If our only choices are allegiance to one or the other of these empires, I’m signing on with biomedicine. But can we acknowledge that as the pandemic spread, we didn’t have a lot to put our faith into? The Biomedical Empire did not know how to fix this pandemic. Maybe there would be some totally risk-free, 100% effective vaccine researched and developed in a totally ethical way. Or some perfect treatment that cures the disease. Could happen.

Until then, we were in the midst of a clash of struggling empires. And, as I have always told my students in difficult, challenging, threatening times: Take notes! Yes, because putting one’s intellect to work on the problem is a good coping strategy. But more importantly, these rough moments are rough precisely because the chasms between world views are laid bare. This is when sociology can step up to the plate and help us figure out what is happening—and understand better what has been happening all along.

As the Biomedical Empire faced its greatest challenge, it became easier to see how that empire has served and how it has failed its people.
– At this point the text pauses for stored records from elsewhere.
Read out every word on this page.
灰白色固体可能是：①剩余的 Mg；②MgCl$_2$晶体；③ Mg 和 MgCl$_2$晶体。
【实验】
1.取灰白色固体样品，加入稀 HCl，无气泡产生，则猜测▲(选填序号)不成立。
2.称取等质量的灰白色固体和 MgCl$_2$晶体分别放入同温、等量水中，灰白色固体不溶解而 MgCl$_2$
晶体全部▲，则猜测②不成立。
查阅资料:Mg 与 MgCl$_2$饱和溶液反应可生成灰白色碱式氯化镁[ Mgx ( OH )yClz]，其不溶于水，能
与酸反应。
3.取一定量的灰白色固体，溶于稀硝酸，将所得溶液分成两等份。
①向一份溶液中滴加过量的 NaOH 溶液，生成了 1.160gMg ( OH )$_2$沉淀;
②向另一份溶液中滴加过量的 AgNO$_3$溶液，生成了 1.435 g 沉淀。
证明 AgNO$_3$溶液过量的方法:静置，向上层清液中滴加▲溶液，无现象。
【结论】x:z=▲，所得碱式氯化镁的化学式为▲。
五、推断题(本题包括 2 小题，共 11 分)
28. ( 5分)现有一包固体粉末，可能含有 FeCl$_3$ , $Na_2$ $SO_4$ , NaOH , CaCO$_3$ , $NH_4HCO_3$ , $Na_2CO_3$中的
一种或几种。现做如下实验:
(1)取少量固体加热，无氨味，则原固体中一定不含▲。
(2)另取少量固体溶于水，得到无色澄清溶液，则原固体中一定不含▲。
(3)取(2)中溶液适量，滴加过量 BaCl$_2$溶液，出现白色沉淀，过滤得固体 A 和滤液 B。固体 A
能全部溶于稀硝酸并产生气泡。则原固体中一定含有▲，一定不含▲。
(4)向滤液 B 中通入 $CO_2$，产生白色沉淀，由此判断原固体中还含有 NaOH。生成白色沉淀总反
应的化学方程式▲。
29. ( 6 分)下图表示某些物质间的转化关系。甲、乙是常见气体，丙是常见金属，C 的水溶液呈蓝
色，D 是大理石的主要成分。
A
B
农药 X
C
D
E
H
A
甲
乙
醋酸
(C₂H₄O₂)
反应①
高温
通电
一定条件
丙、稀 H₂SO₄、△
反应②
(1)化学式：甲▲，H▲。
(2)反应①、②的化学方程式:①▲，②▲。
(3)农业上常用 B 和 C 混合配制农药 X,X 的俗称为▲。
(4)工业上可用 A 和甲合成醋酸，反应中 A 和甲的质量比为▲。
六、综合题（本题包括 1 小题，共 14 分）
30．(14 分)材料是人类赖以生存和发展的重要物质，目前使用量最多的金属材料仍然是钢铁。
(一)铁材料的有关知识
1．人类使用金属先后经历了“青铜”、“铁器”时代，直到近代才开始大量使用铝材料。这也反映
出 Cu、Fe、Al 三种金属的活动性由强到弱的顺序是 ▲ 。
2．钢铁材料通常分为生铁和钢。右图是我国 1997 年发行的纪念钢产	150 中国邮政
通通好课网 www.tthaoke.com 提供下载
An analysis and critique of the Biomedical Empire is not a call to bring back smallpox or polio, or to deny that biomedical imperialism is responsible for ending those epidemics. But imperialism is not static, and biomedical imperialism has changed substantively and substantially with its corporatization. We think of medical progress as moments of individual scientific breakthroughs: the discovery of penicillin, the invention of a vaccine. An apocryphal story has Salk claiming credit for the invention of the polio vaccine but saying that patenting it would be like “patenting the sun.”5 In today’s Biomedical Empire, individual scientists are not situated so as to even have a voice in the distribution, let alone patenting, of their findings: The university or lab one works for would be the owner of record, and patenting would be inevitable. At a meeting I attended at the United Nations on the issue of patenting the human genome, a seemingly thoughtful, caring young man representing the industry rose up and spoke eloquently on the absolute necessity of patenting the genome, or else, he told us, “There will be no incentive to cure cancer.” Presumably a room full of people could think of other reasons we might want to cure cancer, incentives other than the profit motive. But he was correct in the essence of what he was saying, which was less about incentive and more about mechanism: The Biomedical Empire has left us with no mechanisms other than profit to do something presumably all human beings want done. If curing cancer will be enormously profitable, there will be work done to make that happen. If not, like the “orphan” diseases of the world that are too rare to be profitable, the work will not be done. Sparing people grief, pain, early death—these are not workable incentives in biomedical imperialism. Profit is.

This is the world in which we live, in which biomedical imperialism is a dominant force and we are all its citizens.



Notes

1. Concept introduced by Nikolas Rose and recently expanded in Kelly E. Happe, Jenell Johnson, and Marina Levina, eds., Bio-Citizenship: The Politics of Bodies, Governance, and Power (New York: New York University Press, 2008).

2. Barbara Ehrenreich and John Ehrenreich, “The Medical Industrial Complex,” Bulletin of the Health Policy Advisory Center (Health-PAC Digital Archive, November, 1969); Arthur S. Relman, “The New Medical-Industrial Complex,” New England Journal of Medicine 303 (1980): 963–970.

3. With much appreciation to conversations with my colleague Alan Petersen.

4. Howard Waitzkin and Rebeca Jasso-Aguilar, “Empire, Health, and Health Care: Perspectives at the End of Empire as We Have Known It,” Annual Review of Sociology 41 (2015): 271–290, 272.

5. Jonas Salk, TV Interview with Edward R. Murrow, April 12, 1955.